= Ellen Hope Hays =

Ellen Hope Hays (December 29, 1927 – October 8, 2013) was the first Alaska Native woman to be appointed superintendent of a national park (Sitka National Historical Park). During her 16-year career with the National Park Service, she worked to teach and preserve the culture of Alaska Natives.

== Early life and education ==
Ellen Hope Hays was born in Sitka, Alaska, to Andrew and Tillie Hope. She was the seventh of fourteen children. Her ancestral and matrilineal family is the X’aaká Hít (Point House) of the Kiks.ádi Clan (Raven moiety) of the Tlingit. Her given clan name is Kaakaltín (Raven Looking Forward).

She battled tuberculosis throughout her life and lost some of her sisters and her grandfather to tuberculosis.

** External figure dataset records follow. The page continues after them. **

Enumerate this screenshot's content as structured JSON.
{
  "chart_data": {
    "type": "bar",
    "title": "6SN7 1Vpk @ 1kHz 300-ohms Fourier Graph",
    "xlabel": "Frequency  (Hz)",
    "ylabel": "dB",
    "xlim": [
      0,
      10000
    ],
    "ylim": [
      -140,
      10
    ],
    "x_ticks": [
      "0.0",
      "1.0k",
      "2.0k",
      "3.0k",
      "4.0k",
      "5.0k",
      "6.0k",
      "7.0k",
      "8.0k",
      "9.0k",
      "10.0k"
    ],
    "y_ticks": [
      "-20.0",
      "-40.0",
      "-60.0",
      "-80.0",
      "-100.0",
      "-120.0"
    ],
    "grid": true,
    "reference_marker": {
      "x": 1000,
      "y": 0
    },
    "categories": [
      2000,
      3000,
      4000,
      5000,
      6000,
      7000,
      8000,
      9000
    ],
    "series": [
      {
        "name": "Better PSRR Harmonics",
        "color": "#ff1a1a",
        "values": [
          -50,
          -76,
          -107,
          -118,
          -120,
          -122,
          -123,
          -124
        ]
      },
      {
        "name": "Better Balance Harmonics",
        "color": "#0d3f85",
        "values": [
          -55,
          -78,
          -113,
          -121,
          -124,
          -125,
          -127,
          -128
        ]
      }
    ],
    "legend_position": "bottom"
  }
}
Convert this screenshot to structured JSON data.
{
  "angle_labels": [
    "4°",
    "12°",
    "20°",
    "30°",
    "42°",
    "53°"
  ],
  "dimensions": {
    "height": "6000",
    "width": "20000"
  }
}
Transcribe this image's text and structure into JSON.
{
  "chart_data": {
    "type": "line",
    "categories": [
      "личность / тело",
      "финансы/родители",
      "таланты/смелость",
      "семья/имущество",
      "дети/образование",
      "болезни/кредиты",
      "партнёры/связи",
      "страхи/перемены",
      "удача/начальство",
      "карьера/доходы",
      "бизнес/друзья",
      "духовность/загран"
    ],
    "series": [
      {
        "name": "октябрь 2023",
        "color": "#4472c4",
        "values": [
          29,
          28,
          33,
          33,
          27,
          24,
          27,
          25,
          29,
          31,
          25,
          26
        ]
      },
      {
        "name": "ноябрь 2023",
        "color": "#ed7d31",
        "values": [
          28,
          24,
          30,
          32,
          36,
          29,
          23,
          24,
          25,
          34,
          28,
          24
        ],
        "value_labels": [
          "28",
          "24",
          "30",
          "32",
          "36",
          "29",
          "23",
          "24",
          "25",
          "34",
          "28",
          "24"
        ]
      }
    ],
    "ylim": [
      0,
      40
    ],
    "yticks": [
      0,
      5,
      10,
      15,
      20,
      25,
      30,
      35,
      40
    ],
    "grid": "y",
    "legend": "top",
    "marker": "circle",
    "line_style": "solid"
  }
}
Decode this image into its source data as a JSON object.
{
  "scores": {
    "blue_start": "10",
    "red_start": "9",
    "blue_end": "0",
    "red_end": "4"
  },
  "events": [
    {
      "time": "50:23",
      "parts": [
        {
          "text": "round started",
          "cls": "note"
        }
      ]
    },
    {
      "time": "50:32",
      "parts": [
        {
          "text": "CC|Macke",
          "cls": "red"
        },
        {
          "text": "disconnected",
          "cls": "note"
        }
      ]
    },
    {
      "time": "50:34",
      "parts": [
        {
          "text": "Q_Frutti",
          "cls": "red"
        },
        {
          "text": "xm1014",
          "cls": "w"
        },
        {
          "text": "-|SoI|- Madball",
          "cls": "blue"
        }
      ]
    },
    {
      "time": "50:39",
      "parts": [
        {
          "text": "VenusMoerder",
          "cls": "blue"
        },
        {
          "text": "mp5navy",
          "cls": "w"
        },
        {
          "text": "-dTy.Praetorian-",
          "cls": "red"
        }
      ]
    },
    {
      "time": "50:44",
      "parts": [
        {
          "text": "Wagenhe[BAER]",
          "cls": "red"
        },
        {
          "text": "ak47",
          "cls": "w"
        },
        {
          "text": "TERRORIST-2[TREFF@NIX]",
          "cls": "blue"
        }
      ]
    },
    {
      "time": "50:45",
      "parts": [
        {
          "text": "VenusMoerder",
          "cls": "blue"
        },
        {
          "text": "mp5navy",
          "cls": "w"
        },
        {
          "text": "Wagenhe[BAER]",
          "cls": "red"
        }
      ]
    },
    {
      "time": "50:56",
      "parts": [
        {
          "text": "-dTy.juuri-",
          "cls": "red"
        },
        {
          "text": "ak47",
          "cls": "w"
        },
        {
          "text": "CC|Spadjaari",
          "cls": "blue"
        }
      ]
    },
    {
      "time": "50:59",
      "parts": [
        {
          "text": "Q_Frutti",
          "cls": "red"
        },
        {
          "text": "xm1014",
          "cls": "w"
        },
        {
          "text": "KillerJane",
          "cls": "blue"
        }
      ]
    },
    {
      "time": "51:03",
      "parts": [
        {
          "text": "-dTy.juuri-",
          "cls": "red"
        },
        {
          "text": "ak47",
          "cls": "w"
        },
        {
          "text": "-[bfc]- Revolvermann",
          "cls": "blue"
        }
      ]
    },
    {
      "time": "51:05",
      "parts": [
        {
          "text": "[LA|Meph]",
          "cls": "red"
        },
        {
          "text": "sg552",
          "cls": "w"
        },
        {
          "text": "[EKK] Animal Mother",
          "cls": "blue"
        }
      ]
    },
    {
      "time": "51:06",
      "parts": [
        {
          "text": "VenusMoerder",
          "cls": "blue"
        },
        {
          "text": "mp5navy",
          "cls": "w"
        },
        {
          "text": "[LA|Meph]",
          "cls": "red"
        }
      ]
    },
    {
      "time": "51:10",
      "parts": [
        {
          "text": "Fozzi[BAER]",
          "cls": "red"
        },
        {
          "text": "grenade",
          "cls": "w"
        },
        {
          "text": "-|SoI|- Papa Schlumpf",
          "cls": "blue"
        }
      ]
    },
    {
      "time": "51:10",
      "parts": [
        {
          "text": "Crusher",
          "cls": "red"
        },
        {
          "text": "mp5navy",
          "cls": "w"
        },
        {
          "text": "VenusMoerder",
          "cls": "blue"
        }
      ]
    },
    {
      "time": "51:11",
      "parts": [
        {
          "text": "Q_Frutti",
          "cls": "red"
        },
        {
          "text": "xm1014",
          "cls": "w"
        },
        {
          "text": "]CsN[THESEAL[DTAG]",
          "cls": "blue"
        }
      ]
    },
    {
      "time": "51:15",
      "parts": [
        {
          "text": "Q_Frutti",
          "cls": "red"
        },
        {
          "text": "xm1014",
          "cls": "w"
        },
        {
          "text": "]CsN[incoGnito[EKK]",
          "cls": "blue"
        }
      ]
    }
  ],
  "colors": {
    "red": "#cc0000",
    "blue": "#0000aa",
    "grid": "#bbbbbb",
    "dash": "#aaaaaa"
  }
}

Hays was not allowed to speak Lingít as a child. She grew up in an English-Presbyterian Christian household where she was only allowed to speak English.

Hays attended the Sheldon Jackson School and University of Alaska, Sitka Campus.

== Career ==
Hays rediscovered her heritage, or what she called “Old Customs” of the Lingít People, at the start of her professional career.

On April 17, 1967, Hays became the first woman to be admitted into the Alaska Native Brotherhood, Sitka Camp Number One. A few years after she was admitted, she became the President of the same Camp Number One.

In 1967, Hays began her career with the National Park Service (NPS) as a clerk and typist. She became a park technician at the Sitka National Monument, now Sitka National Historical Park, in 1970 and a park ranger in 1972. As a park ranger, Hays launched the Southeast Alaska Indian Cultural Center (SEAICC).

On July 9, 1974, she became superintendent of Sitka National Historical Park making her the first Alaskan Native woman to hold an NPS superintendent position. She was the third woman ever to hold this position and the first one in the Pacific Northwest. Four years later, she became the first Native Alaskan Liaison Officer in Anchorage, Alaska where she oversaw all National Park relations with the Alaskan Native Tribes. She remained in this role until her retirement from the NPS in 1983.

Hays remained active in Alaska Native affairs until her death.

== Honors and memberships ==
Hays was awarded an honorary Doctor of Law degree by the University of Alaska in 1996.

She was a member of a number of organization including the Alaska Native Brotherhood, The Alaska Native Sisterhood, the Alaska Federation of Natives, the Southeast Alaskan Native Women's Conference Planning Committee, the Tlingit & Haida Indian Tribes of Alaska, The Tlingit & Haida Community Council, Washington Chapter, the Institute of Alaska Native Art, the Alaska State Council on State Museum Planning Committee & Advisory Committee, the Sitka Village Planning Council, Sitka Historical Commission, the Sheldon Jackson Board of Trustees, the Council of Elders, and the Sitka Tribe of Alaska.

== Personal life ==
Hays' first marriage was to Roger Lang. The couple had one child, Karen Valorie Lang. In 1978, she married Henry Hays. They moved to Bainbridge Island, Washington in 1994 and lived there until returning to Sitka in 2013.

== Death and legacy ==
Hays died in Sitka, Alaska on October 8, 2013.